Scott Moe calling for more provincial autonomy for Saskatchewan.


In a push for more provincial autonomy to develop its natural resources, Saskatchewan Premier Scott Moe says he could follow Quebec’s lead and make unilateral changes to the Constitution.

Moe released a white paper this week — titled “Drawing the Line: Defending Saskatchewan’s Economic Autonomy” — detailing how he stands ready to fight what he calls federal government intrusion and interference in provincial jurisdiction over of natural resources.

The premier says the next step is to introduce legislation to “clarify and protect the constitutional rights belonging to the province,” with more details expected in his next Speech from the Throne on Oct. 26.

And while University of Saskatchewan political studies professor Daniel Westlake told CTV News Saskatoon that could involve securing approval from the federal government and seven provinces to amend the Constitution, Moe told CTV’s Question Period that he could follow Quebec Premier Francois Legault’s lead and make “unilateral” changes. to the Constitution.

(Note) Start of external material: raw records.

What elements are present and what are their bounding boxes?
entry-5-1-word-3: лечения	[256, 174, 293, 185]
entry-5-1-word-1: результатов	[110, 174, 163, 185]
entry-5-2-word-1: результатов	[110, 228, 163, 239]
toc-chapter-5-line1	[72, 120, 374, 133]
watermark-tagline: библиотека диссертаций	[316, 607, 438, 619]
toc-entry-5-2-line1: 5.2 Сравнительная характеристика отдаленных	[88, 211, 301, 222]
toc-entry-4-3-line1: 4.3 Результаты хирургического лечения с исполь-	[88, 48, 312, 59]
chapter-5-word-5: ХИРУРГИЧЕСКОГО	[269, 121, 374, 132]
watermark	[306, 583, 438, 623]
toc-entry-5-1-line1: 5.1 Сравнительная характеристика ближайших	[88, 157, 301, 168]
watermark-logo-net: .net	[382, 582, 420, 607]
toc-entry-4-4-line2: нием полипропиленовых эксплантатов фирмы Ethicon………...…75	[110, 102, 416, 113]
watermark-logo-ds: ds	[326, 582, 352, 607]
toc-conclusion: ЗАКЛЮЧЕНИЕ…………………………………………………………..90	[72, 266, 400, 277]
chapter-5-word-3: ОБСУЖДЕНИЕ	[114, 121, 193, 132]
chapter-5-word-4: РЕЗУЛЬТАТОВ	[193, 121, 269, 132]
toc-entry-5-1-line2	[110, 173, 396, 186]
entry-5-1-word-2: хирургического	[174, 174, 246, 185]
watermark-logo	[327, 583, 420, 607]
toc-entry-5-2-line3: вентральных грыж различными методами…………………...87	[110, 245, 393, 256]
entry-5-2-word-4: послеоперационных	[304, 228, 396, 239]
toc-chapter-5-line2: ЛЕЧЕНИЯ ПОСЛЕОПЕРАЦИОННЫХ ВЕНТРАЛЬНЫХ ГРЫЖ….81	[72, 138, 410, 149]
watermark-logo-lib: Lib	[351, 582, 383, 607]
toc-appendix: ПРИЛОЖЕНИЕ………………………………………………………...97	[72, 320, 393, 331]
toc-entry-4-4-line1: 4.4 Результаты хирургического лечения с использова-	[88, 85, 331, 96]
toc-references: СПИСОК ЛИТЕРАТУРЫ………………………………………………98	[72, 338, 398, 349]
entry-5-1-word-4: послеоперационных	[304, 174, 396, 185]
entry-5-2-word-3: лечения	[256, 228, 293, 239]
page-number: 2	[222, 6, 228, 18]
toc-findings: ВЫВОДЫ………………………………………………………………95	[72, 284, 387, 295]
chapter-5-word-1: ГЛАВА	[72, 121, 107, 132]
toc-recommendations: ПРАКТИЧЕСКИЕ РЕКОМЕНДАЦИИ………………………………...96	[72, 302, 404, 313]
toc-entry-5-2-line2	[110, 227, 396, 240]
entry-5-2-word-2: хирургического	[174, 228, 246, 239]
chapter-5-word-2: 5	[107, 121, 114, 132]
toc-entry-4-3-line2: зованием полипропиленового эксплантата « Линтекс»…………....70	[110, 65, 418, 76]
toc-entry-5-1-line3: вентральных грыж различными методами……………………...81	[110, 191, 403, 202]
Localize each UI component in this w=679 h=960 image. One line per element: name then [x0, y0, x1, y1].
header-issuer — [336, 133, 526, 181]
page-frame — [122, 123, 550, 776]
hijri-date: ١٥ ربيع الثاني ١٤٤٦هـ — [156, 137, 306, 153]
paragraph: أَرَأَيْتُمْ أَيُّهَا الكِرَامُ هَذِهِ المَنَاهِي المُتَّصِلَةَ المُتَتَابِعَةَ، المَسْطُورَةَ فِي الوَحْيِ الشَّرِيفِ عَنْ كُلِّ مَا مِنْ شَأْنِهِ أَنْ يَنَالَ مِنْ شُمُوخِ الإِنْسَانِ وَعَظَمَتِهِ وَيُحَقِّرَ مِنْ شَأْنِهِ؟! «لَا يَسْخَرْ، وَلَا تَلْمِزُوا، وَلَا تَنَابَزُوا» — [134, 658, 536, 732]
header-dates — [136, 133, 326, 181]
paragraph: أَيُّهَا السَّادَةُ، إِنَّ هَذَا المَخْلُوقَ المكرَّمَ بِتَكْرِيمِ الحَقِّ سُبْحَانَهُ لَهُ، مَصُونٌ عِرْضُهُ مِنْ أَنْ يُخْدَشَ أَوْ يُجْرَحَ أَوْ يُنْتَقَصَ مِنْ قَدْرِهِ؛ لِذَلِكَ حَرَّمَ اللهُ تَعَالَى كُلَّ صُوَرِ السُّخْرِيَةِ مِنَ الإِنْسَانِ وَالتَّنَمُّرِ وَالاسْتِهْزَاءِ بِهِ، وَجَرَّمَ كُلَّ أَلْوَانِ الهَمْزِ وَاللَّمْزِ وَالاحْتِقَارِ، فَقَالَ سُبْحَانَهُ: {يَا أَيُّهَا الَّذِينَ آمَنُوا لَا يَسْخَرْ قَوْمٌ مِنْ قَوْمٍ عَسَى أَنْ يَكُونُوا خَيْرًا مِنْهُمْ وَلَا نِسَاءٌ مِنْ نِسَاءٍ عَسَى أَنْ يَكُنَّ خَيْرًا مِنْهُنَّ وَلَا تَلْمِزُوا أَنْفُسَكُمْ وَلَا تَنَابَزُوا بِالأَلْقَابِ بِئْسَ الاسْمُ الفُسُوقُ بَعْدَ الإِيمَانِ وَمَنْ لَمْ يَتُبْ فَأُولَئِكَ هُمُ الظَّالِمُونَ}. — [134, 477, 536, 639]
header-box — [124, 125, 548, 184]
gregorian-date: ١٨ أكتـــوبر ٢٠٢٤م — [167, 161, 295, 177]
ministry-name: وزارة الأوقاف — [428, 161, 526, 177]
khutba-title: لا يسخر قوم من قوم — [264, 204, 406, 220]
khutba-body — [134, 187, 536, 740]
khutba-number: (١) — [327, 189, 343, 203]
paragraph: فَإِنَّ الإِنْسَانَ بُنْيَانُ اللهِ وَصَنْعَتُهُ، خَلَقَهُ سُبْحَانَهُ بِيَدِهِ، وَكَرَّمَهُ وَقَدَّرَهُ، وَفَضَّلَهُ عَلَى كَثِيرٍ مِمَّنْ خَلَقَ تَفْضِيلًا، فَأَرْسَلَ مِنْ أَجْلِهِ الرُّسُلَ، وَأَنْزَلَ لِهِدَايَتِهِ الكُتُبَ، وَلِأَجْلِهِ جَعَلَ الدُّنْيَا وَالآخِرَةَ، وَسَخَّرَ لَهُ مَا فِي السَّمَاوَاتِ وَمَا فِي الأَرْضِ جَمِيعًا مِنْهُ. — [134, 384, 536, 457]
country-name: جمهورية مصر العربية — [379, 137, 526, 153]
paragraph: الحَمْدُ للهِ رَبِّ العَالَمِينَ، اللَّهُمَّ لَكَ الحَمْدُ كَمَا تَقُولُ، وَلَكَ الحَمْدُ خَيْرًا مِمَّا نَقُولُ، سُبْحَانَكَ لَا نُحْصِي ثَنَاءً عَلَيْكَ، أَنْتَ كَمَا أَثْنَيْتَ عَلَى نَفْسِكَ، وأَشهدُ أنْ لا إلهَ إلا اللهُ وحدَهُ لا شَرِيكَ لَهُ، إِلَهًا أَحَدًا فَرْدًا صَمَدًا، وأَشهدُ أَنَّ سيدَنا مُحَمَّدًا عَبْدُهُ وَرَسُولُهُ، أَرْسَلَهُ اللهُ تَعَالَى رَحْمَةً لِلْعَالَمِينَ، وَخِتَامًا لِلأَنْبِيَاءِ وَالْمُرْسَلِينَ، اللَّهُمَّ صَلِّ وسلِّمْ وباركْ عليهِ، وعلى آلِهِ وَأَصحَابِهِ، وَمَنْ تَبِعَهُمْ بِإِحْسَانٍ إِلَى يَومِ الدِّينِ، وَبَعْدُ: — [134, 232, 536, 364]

Legault’s CAQ government passed Bill 96 in May 2021, which, among other controversial measures, amended part of the Constitution to affirm that Quebec is its own nation with French as its official language. At the same time, the Legault government used the notwithstanding clause to shield Bill 96 from legal challenges under the Canadian Charter of Rights and Freedoms.

“Any constitutional change that might be needed would be similar to what we saw in how Quebec recently unilaterally amended the Constitution, which the Prime Minister said was fine, they could do that,” said Moe on CTV’s Question Period, in an interview that aired Sunday. “So we consider that if there are unilateral changes that need to happen with the Constitution as we move forward, we do it the same way.”

He said there was “plenty of room” for provinces to push for more autonomy from the federal government and “reassert their provincial jurisdiction,” particularly with natural resource development.

Moe added that where Quebec’s unilateral amendment to the Constitution was allowed because it only affected Quebec, he believes the same rule would apply to Saskatchewan, as he “would expect [Saskatchewan] would have the same right because we are all equal partners in this area.

Meanwhile, Moe has been criticized for his lack of consultation with Indigenous communities when drafting the white paper, particularly by the Federation of Sovereign Indigenous Nations (FSIN), which represents 74 First Nations in Saskatchewan.

A statement from the FSIN calls Moe’s plan a “violation of the inherent and treaty rights of First Nations.”

“The Prime Minister must do better and he must fulfill his obligations to First Nations before developing plans that will undoubtedly impact our nation,” FSIN Vice Chief Heather Bear wrote. , in the press release.

Moe said the town halls held across the province in preparation for the white paper did not consult with any community leader, municipality, business group, company or Indigenous leader, but rather individuals under those umbrellas.

Moe also said the timing of her white paper’s release had nothing to do with Danielle Smith being Alberta’s next premier. Smith was elected leader of the United Conservative Party of Alberta on October 6, after campaigning extensively on her Alberta sovereignty bill.

The law, if passed, would give the Alberta legislature the power to ignore federal laws it deems contrary to Alberta’s best interests. But Moe said his push for more autonomy from the federal government is outside of Smith’s promises to do the same.